A working distractor cohort has three categories. Adjacent-policy distractors: chunks from the same document family but the wrong section (refund policy versus cancellation policy). Outdated-version distractors: a previous version of the same policy that was once correct. Same-entity distractors: chunks about a related product, tenant, or jurisdiction that share keywords but apply different rules. We’ve found that GPT-5.x and Claude Opus 4.7 both fail most often on the outdated-version cohort. the model treats the older policy as authoritative because the wording is fluent and confident.

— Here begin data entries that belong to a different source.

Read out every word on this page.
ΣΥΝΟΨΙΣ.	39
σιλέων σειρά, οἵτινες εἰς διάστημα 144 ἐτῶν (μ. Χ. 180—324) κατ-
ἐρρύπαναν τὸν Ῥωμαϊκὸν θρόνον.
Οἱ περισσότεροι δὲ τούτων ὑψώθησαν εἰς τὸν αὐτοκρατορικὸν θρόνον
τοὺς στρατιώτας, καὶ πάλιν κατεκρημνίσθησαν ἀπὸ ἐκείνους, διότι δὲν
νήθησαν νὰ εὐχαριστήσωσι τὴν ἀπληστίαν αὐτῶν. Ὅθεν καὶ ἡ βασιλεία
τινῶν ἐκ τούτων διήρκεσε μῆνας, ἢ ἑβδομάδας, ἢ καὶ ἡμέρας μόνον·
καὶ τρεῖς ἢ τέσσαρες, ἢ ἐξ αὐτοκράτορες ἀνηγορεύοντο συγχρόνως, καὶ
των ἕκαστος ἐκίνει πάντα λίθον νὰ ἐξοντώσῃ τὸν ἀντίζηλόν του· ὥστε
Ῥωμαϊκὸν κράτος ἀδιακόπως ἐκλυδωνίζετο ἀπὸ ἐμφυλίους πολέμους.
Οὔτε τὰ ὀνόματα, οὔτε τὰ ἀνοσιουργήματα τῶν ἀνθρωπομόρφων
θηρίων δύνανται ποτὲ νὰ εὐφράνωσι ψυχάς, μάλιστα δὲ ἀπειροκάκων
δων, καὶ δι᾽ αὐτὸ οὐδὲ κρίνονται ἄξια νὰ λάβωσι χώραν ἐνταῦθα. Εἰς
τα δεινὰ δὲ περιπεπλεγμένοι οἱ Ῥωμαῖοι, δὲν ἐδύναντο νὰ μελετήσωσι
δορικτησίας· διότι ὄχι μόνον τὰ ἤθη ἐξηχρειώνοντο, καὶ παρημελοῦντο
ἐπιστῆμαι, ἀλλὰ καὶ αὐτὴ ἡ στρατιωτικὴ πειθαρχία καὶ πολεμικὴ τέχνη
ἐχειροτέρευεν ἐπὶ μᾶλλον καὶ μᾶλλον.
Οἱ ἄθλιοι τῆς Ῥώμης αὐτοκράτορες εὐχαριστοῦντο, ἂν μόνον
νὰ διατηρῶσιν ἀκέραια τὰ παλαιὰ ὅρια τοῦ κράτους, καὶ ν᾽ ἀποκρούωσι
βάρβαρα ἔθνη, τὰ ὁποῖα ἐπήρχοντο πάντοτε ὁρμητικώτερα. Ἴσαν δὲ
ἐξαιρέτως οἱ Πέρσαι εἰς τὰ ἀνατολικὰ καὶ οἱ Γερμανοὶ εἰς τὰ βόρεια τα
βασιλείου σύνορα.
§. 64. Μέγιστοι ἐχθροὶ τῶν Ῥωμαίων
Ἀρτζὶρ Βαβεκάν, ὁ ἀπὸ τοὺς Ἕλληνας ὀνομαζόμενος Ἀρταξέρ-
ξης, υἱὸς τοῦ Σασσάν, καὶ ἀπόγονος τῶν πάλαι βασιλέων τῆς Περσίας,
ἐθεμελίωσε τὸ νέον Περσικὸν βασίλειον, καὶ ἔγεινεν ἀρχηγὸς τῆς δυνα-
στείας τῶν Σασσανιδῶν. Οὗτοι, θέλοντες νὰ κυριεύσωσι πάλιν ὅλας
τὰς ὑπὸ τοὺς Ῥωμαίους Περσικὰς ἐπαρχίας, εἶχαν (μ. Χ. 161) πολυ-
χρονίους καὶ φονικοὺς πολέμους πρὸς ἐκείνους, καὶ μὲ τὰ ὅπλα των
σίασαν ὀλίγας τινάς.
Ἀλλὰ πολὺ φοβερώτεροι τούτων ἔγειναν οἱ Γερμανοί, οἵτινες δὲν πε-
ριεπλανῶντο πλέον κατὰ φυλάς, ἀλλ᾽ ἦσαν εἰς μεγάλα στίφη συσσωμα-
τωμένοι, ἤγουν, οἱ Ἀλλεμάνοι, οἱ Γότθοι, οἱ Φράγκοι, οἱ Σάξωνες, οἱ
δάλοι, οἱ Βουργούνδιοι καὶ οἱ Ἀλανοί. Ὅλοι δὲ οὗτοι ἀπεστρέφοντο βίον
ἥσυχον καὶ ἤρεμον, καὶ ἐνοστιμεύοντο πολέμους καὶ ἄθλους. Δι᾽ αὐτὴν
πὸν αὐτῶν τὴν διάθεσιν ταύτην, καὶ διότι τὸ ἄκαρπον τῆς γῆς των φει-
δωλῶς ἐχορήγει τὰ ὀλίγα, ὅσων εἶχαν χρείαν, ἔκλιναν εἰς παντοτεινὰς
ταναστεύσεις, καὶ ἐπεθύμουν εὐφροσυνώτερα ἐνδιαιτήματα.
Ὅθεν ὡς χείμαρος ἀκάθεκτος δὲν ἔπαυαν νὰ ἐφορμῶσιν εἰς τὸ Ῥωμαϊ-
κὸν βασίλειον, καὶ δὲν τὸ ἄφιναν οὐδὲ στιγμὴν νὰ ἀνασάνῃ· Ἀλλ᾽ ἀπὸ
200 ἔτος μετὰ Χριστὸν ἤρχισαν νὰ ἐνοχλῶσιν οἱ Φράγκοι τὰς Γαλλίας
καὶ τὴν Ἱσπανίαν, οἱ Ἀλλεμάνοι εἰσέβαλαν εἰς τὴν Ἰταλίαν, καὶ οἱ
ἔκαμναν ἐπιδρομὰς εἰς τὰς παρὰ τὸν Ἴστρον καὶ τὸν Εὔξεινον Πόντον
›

The release gate we recommend uses paired evaluation: same question, clean context vs. distractor-contaminated context, with NoiseSensitivity scoring the delta. A drop greater than 5 points blocks the release. Compared to a Ragas noise-sensitivity benchmark run once during model selection, the paired cohort runs on every release and catches prompts that work in clean conditions but break when retrieval gets messy.

Common Mistakes

Noise sensitivity is easy to misread because the retriever, prompt, and model all contribute to the result. Watch for these implementation mistakes:

  • Testing only clean context. Clean fixtures prove the model can answer; they do not prove it can ignore plausible distractors.
  • Treating recall as enough. High recall can coexist with high noise sensitivity when irrelevant chunks outrank or distract from relevant chunks.
  • Mixing unrelated distractors. Random noise is too easy; use near-miss documents that share entities, dates, or product names.
  • Blaming the retriever every time. If the relevant chunk is present and ranked high, the prompt or model may be over-attending to weak evidence.
  • Averaging every query together. Split policy, troubleshooting, navigational, and multi-hop queries; broad averages hide the slice with noisy retrieval.

Frequently Asked Questions

What is noise sensitivity in RAG evaluation?

Noise sensitivity measures whether a RAG answer stays correct when irrelevant or misleading retrieved context is present. It tests generation behavior under retrieval noise, not just retriever ranking.

How is noise sensitivity different from context relevance?

Context relevance scores whether retrieved chunks are useful for the query. Noise sensitivity checks whether the model can ignore chunks that are not useful.

How do you measure noise sensitivity?

FutureAGI measures it with `fi.evals.NoiseSensitivity` on clean and distractor-containing RAG examples. Teams usually track the failure rate by retriever version, prompt version, and query cohort.